The nation's top policymaker on relations with China, Lai Shin-yuan (賴幸媛), yesterday was evasive on the prospects for cross-strait relations, except to say that the administration was "cautiously confident" of achieving its goal of commencing weekend direct charter flights and allowing more Chinese tourists to visit Taiwan by July.
Speaking at a press conference for foreign journalists, Lai said China’s Taiwan Affairs Office Director Chen Yunlin (陳雲林) has sent a “clear message of Beijing’s good will” to realize the July goals.
“Taiwan will do whatever it takes to make the goals happen,” she said, adding that the government had undertaken the necessary steps to facilitate cross-strait negotiations on the issue. She refused to elaborate on whether any concessions had been made during the process.

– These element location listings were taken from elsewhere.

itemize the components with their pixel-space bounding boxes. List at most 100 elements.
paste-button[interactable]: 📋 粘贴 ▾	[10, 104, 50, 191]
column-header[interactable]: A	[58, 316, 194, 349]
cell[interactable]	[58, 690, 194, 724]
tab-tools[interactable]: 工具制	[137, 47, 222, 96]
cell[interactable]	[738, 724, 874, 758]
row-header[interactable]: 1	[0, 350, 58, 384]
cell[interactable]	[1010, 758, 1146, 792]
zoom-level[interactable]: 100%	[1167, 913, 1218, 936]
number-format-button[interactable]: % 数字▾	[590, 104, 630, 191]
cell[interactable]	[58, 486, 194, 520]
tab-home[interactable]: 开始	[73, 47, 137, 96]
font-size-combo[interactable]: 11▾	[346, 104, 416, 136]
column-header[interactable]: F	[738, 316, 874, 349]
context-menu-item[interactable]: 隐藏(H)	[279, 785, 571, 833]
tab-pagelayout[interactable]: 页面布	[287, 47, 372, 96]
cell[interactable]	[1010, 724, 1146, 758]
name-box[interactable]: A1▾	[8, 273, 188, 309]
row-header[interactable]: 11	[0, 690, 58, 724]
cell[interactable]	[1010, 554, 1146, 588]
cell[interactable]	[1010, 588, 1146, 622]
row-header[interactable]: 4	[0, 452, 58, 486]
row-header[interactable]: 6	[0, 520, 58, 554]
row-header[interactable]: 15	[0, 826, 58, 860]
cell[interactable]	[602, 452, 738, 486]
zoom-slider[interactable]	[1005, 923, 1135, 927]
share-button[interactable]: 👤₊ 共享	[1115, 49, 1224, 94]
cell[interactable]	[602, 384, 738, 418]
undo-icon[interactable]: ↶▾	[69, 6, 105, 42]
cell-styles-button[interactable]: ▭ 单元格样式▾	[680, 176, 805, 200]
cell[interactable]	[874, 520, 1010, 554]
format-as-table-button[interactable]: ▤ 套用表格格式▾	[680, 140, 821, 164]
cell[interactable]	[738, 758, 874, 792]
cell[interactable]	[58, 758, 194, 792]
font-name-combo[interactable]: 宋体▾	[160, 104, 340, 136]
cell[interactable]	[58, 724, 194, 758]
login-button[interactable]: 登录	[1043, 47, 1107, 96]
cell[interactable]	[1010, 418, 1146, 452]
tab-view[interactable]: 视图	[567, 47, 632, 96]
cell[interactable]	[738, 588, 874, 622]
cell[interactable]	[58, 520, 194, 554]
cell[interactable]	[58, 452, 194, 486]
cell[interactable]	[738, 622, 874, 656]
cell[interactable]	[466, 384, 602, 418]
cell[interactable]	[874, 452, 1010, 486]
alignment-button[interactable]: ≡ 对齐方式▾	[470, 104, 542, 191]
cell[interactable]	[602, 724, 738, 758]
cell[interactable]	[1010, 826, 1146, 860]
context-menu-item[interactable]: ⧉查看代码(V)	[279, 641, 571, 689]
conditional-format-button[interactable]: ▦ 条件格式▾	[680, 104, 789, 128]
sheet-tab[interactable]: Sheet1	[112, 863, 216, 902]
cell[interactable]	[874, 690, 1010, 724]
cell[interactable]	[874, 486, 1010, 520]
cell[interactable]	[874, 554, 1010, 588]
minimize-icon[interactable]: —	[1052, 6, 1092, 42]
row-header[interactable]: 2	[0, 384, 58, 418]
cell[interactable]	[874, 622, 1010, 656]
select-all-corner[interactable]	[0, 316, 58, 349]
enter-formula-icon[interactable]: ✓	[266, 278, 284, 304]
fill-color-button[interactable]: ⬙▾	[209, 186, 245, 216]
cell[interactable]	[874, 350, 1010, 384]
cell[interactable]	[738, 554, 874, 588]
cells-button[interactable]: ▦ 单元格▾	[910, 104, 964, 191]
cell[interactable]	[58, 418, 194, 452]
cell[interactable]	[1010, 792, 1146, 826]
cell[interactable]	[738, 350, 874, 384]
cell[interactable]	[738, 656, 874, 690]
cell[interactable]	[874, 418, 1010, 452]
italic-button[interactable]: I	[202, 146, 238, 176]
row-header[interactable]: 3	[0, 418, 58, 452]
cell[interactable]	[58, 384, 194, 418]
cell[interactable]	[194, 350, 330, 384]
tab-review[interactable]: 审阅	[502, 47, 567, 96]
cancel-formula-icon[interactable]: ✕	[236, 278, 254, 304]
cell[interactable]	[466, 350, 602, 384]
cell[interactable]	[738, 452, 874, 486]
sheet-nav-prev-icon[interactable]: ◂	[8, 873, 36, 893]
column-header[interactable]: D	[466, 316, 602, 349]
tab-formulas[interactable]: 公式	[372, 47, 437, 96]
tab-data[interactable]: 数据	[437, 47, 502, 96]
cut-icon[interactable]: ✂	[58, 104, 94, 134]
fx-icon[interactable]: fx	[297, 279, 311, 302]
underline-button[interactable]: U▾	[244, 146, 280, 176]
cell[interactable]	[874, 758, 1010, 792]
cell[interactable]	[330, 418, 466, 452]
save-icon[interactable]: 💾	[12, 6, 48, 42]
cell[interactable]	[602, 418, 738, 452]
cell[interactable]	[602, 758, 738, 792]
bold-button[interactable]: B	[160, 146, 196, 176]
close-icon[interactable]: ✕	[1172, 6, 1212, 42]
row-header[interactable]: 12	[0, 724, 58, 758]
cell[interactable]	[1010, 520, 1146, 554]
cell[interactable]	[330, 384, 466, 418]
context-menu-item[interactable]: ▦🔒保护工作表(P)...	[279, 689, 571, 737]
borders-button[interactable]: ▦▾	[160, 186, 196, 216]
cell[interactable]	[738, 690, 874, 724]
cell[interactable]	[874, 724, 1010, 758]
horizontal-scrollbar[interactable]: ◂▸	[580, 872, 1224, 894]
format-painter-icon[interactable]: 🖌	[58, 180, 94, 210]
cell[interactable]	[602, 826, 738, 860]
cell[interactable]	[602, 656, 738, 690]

Lai said she would not rule out visiting China during her time in office, if the visit was based on the principles of “dignity, equality and necessity,” and that Chen was welcome to visit Taiwan in the future.
But so far no plans had been made for any visit, she said.
When asked about the possibility of allowing China’s Xinhua news agency and the People’s Daily to dispatch permanent correspondents to Taiwan, Lai said the Mainland Affairs Council “does not object,” but would consult with the Government Information Office.
Correspondents from Xinhua and the People’s Daily were asked to leave in 2005 when Beijing passed its “Anti-Secession” Law, which authorizes the use of force if Taiwan moves toward de jure independence.
Lai, the only member of the Taiwan Solidarity Union (TSU) in the predominantly pro-unification Chinese Nationalist Party (KMT) administration said that “Taiwan’s independence is not an illusion” because the Republic of China — the nation’s official designation — is a “sovereign, independent country.”